New York Times columnist Thomas L. Friedman offered “The Geo-Green Alternative” on January 30:
“I am a geo-green. The geo-greens believe that, going forward, if we put all our focus on reducing the price of oil — by conservation, by developing renewable and alternative energies and by expanding nuclear power — we will force more reform than by any other strategy. You give me $18-a-barrel oil and I will give you political and economic reform from Algeria to Iran. . . . Shrink their oil revenue and they will have to open up their economies and their schools and liberate their women so that their people can compete. It’s that simple. By refusing to rein in US energy consumption, the Bush team is . . . depriving itself of the most effective lever for promoting internally driven reform in the Middle East.”

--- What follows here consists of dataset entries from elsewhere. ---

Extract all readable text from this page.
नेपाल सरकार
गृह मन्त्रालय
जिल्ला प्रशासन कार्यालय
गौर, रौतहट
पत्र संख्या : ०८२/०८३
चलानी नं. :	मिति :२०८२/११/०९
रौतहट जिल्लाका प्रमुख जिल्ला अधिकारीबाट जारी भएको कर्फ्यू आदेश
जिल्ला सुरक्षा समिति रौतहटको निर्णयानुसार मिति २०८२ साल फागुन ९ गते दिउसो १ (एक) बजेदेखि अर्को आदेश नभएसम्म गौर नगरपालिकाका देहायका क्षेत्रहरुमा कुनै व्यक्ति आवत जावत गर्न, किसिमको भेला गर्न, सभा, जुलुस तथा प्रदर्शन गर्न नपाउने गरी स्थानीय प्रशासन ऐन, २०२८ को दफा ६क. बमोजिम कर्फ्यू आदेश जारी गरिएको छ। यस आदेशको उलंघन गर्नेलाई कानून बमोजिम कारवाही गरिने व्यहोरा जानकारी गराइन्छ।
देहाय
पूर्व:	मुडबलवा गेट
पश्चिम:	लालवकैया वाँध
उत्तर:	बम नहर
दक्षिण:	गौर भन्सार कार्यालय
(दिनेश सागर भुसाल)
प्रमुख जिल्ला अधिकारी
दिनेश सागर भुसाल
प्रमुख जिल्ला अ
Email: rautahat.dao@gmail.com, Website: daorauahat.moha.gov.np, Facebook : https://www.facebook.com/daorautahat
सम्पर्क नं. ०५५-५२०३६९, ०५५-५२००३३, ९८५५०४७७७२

“Geo-Green” relies on economic illiteracy. If oil fell to $18, there would obviously be much less incentive to conserve oil or to develop expensive alternative energy sources, including nuclear. It is sheer fantasy to imagine the Bush team could somehow “rein in US energy consumption” enough to make a dent in the global oil price. Even if oil prices did fall by a buck or two as a result of some sort of mandatory US austerity scheme, the benefit would go to China and other countries who would gladly buy any cheaper oil we unloaded on the world market.
Mr. Friedman’s geo-whiz political forecast fares no better than his economics. The price of West Texas Intermediate crude was below $18 most of the time from February 1986 to June 1999 -- falling as low as $11.28 at the end of 1998 and remaining below $20 at the end of 2001. So, why did we not see “political and economic reform from Algeria to Iran”? It’s that simple.